Buyers and sellers have displayed a preference for using ship-to-ship transfers onto very large crude carriers (VLCCs) at the Pacific Area Lightering zone (PAL) off the coast of southern California, rather than sending Aframaxes directly to refineries in east Asia. Of the 30 Vancouver-origin Aframax cargoes that have landed in China, South Korea and India, 19 were transferred onto VLCCs at PAL, Kpler data show. Seven cargoes were sent directly to east Asia on time-chartered Aframaxes — the majority by Suncor — and just four were sent using spot tonnage, likely due to the expensive economics of trans-Pacific Aframax shipments. 

The Vancouver-China Aframax rate between 1 May and 20 August averaged $5.90/bl, with a low of $4.94/bl from 19-20 August and a high of $6.41/bl from 1-10 May and again from 4-12 June, according to Argus data. 

Over the same time, the cost to reverse lighter, or transfer, three 550,000 bl shipments of Cold Lake crude from Vancouver onto a VLCC at PAL averaged about $8.055mn lumpsum, or $4.92/bl, with a low of $4.35/bl from 8-13 August and a high of $5.45/bl on 22 May, according to Argus data. This includes $150,000 ship-to-ship transfer costs at PAL, 15 days of VLCC demurrage and three days of Aframax demurrage for each reverse lightering.

Vancouver freight to China

VLCC costs could change preferences

Though it may have been cheaper to load TMX crude on VLCCs at PAL since May, volatility in the VLCC market — which often falls to yearly lows in summer before climbing to seasonal highs in the winter — could entice traders to opt for direct Aframax shipments if VLCCs hit their expected peak in the winter.

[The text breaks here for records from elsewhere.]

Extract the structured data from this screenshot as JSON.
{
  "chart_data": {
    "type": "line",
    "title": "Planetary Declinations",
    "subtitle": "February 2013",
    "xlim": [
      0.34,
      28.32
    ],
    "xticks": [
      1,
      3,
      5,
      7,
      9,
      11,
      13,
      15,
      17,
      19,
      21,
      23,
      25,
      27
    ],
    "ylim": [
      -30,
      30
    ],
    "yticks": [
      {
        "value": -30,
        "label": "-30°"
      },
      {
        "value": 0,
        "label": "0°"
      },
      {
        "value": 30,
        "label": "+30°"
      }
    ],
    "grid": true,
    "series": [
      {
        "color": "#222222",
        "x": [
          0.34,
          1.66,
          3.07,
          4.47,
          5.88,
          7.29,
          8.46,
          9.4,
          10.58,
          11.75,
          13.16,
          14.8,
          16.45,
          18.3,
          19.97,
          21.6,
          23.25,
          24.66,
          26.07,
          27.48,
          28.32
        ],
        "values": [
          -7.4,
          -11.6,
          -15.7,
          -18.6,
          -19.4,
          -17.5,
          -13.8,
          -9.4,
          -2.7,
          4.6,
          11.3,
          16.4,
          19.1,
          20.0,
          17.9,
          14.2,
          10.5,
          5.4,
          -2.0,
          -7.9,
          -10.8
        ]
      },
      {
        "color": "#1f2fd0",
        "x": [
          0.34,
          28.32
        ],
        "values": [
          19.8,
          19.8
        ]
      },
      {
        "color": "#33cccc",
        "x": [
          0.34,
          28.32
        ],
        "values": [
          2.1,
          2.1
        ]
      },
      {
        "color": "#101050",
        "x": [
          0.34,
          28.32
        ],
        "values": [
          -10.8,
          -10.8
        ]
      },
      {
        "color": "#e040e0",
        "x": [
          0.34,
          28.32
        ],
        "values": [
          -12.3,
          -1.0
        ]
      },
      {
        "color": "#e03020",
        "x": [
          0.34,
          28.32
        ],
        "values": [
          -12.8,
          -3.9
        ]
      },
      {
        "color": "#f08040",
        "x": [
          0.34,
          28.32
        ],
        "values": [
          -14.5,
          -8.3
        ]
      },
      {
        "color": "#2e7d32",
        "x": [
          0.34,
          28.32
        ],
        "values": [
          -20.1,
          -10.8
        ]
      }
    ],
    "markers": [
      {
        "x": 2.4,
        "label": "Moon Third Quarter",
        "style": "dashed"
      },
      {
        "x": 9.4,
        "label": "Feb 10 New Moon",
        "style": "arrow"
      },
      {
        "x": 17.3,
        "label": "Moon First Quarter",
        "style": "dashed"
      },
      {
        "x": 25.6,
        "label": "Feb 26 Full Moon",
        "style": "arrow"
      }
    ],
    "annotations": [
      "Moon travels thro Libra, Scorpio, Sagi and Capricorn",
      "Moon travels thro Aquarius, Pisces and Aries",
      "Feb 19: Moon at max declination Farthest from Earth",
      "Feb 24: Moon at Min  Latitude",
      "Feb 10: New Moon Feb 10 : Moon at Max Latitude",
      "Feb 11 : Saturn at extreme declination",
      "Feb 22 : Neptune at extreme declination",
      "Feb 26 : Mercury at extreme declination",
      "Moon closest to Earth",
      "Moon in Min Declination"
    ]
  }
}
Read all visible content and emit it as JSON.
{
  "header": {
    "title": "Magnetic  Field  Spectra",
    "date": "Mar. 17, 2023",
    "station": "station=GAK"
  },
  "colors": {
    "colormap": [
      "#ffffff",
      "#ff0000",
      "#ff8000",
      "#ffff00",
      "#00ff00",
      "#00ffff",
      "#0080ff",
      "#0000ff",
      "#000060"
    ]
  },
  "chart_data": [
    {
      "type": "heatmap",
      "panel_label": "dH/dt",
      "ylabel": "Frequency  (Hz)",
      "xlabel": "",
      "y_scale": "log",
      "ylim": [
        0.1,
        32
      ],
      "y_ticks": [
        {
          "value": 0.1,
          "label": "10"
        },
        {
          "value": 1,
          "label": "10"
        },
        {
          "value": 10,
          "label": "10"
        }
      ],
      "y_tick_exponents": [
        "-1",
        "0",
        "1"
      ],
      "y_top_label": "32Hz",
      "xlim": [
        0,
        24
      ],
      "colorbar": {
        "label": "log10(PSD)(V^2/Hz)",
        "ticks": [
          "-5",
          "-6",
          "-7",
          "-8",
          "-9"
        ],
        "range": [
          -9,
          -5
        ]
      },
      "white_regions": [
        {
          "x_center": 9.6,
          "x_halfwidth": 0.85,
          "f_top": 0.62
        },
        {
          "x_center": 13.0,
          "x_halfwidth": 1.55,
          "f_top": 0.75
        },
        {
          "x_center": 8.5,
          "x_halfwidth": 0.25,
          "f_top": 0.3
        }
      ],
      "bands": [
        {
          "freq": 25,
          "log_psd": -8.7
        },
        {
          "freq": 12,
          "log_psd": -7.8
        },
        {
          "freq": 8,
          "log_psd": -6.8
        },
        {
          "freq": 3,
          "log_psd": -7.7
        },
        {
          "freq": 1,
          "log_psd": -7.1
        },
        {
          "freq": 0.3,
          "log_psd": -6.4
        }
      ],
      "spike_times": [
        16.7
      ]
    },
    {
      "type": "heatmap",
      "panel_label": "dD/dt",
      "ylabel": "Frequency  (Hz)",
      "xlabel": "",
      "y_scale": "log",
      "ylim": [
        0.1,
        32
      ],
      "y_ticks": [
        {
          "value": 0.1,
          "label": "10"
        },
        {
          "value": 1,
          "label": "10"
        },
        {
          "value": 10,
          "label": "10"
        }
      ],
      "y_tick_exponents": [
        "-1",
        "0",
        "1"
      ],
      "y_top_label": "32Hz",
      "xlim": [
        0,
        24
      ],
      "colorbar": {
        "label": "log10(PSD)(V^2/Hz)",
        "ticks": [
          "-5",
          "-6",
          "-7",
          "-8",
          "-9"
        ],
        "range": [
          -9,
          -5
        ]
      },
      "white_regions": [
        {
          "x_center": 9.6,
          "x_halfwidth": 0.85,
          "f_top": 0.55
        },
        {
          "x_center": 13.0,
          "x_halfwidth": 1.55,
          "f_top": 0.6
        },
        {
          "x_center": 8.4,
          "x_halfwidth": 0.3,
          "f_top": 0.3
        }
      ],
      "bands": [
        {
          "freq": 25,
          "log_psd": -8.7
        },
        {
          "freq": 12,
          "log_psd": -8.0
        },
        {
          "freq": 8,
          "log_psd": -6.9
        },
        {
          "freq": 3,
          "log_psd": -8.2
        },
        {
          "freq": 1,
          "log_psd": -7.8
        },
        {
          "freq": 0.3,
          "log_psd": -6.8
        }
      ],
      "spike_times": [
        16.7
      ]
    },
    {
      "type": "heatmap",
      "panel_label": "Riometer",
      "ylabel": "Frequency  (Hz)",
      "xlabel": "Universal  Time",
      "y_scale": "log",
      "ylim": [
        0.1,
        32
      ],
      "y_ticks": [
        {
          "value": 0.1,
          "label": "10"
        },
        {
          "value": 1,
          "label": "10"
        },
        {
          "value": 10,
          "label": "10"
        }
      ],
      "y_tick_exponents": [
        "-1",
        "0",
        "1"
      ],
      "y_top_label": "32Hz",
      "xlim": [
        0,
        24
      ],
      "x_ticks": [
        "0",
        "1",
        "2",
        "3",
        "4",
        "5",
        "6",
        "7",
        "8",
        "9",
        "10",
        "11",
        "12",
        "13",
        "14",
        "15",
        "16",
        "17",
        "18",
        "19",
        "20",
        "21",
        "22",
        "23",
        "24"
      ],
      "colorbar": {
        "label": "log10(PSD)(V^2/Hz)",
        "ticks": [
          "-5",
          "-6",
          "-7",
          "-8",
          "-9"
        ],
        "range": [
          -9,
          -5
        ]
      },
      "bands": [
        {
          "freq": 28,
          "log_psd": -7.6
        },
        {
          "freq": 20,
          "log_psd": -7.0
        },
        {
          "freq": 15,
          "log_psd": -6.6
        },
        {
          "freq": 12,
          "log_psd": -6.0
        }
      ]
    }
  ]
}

VLCC costs for shipments from the US west coast to China are influenced by the VLCC markets in the Mideast Gulf and Brazil, where ships look for their next voyage after discharging on the US west coast.

VLCC rate tracks

For now, Vancouver-loading Aframax rates are under pressure from the reemergence of VLCCs in what had become an Aframax trade in Thailand, boosting Aframax supply in the Pacific and pulling the class’s rate to ship crude from Vancouver to the US west coast to its lowest level in more than three months on 19 August.

In mid-July, VLCCs resumed discharging via single point mooring (SPM) at Thailand's port of Map Ta Phut for the first time since January 2022, ship-tracking data from Vortexa show. Prior to the SPM's return to service, VLCCs could discharge cargoes only by lightering onto smaller Aframaxes, which would then unload at a different berth in the port.

This created demand for about eight Aframax lighterings each month, but with VLCCs in Thailand again able to discharge directly, that demand is effectively halted, putting downward pressure in the broader southeast Asia Aframax market.

Since July, two Aframaxes have left the southeast Asia market for Vancouver, according to ship tracking data from Kpler: the Eagle Brisbane, which previously was used in lightering operations at Map Ta Phut, and the Blue Sea, which recently hauled fuel oil from nearby Singapore to China.